新品の基板に交換しようかと思ったのですが・・・

BTコントロールの画像を検索していてAのパーツに1502と書かれていることが分かってきました。 15kΩのチップ抵抗ですね。 2012サイズの15kΩは手に入ります。

部品の推察

部品Bですが、いろいろなBAX型EQの回路図を見てみたところ、周りの定数によりますが、0.033~0.068 μFとか比較的狭い範囲の容量のものが付くことが多い気がします。

おそらく、ポットが50kΩか100kΩかになるので、周辺部品の定数も似たり寄ったりな値に収まるのではないでしょうか?

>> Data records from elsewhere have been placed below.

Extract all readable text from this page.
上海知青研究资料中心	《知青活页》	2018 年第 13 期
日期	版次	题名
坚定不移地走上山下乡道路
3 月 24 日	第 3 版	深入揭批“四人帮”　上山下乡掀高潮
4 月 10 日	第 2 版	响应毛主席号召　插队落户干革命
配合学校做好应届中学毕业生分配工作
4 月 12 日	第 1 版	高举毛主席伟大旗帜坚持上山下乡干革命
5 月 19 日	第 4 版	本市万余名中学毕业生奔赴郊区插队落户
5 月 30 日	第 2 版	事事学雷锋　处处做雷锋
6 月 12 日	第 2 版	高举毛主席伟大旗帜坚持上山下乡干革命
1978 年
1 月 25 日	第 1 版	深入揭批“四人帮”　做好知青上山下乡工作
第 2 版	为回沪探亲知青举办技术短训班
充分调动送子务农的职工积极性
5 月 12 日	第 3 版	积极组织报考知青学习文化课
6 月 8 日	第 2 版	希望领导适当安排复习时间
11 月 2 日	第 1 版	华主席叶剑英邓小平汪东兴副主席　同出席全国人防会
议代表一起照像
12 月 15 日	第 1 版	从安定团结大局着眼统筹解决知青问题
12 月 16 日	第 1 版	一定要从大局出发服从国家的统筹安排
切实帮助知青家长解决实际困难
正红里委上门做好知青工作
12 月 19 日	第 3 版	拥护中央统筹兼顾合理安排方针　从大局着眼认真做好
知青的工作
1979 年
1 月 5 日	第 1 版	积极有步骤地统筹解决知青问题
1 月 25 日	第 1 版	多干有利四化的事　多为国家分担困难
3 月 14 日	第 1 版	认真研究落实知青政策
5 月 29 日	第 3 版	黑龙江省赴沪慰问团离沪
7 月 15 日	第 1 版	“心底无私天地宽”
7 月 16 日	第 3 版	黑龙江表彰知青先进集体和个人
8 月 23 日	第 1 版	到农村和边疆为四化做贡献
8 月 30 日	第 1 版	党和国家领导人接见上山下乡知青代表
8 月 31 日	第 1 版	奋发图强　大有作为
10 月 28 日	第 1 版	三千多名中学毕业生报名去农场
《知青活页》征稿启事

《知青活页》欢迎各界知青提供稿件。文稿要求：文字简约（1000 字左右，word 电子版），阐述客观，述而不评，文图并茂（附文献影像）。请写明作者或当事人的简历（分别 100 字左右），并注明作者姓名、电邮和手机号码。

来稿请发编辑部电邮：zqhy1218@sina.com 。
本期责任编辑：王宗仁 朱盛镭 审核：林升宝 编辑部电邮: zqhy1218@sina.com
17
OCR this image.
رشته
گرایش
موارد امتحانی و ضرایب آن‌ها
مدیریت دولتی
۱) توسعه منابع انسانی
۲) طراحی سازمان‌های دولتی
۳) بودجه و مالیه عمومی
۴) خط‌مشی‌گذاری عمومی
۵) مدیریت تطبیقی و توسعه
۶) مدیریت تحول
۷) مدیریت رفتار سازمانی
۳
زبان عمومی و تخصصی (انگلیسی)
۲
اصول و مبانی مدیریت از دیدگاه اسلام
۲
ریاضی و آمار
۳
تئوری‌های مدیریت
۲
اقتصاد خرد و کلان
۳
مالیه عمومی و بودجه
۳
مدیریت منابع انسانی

0.047μFの積層セラミックコンデンサを暫定で付けてみて、常識的な音域で低音が変動すればOKみたいなチャレンジをしてみることにします。


部品が欠損していて直せない【音が小さくなってしまったスペクターの修理-2】

ステレオケーブルを使ってジャックの配線が正しいか確認します。 問題ありません。

TRSケーブルで接続を確認

プリアンプを降ろしました。

プリアンプを降ろした

こちらが基板です↓ 6個ある大きいマルになっているハンダ付け箇所がポットがつながっているところで、下側3個が今回、オーナー様のお知り合いがポット交換でハンダ付けしたところです。

基板

分かりにくいですが2個部品がなくなっています↓ おそらくハンダ吸い取り器に吸い込まれたのではないでしょうか?

部品が足りない

図で描くとこうなっています↓

2個の部品が欠損

回路図で描くとこういうことになっています↓  部品Aはおそらく抵抗器、Bはコンデンサだと思います。

回路図で言うとここ

なぜなら、もしこの回路がBAX型のイコライザーだとするとこの赤い点線で囲んだ部分に似ているからです↓  部品Aがなくなることで低音の通り道がなくなってしまうので、症状とつじつまが合います。

もしBAX型イコライザーだとするとここ

「EMG BT schematic」などで検索してもかからないので、たぶん分解して回路図を起こした人がいないのでしょう。 写真なども調べましたが、チップ部品なのでコンデンサの定数が分かりませんでした。

というわけでトラブルシューティングの仕上げにピックアップをジャックに直結してみます↓ 元気いっぱい音が出ているのでイコライザー基板が原因です。

ピックアップを直結する

基板にはBTと書いてあります。

BTコントロールで間違いなさそう

コネクタ方式になった現行バージョンが手に入るみたいなのでそれを取り付けるのが良いと思います。

ベースを譲り受けてからつい最近まで、ベースツマミのノブが折れたまま使っていたそうなので(ベースはフラットの位置で折れて止まっていました)、プリアンプでの音作りはほとんどしていないのではないでしょうか?

なくても良いとまでは言いませんが、メイン機だそうなので少なくとも部品が届くまでのあいだ、ピックアップ直結で使っておくのもいいかもしれませんね。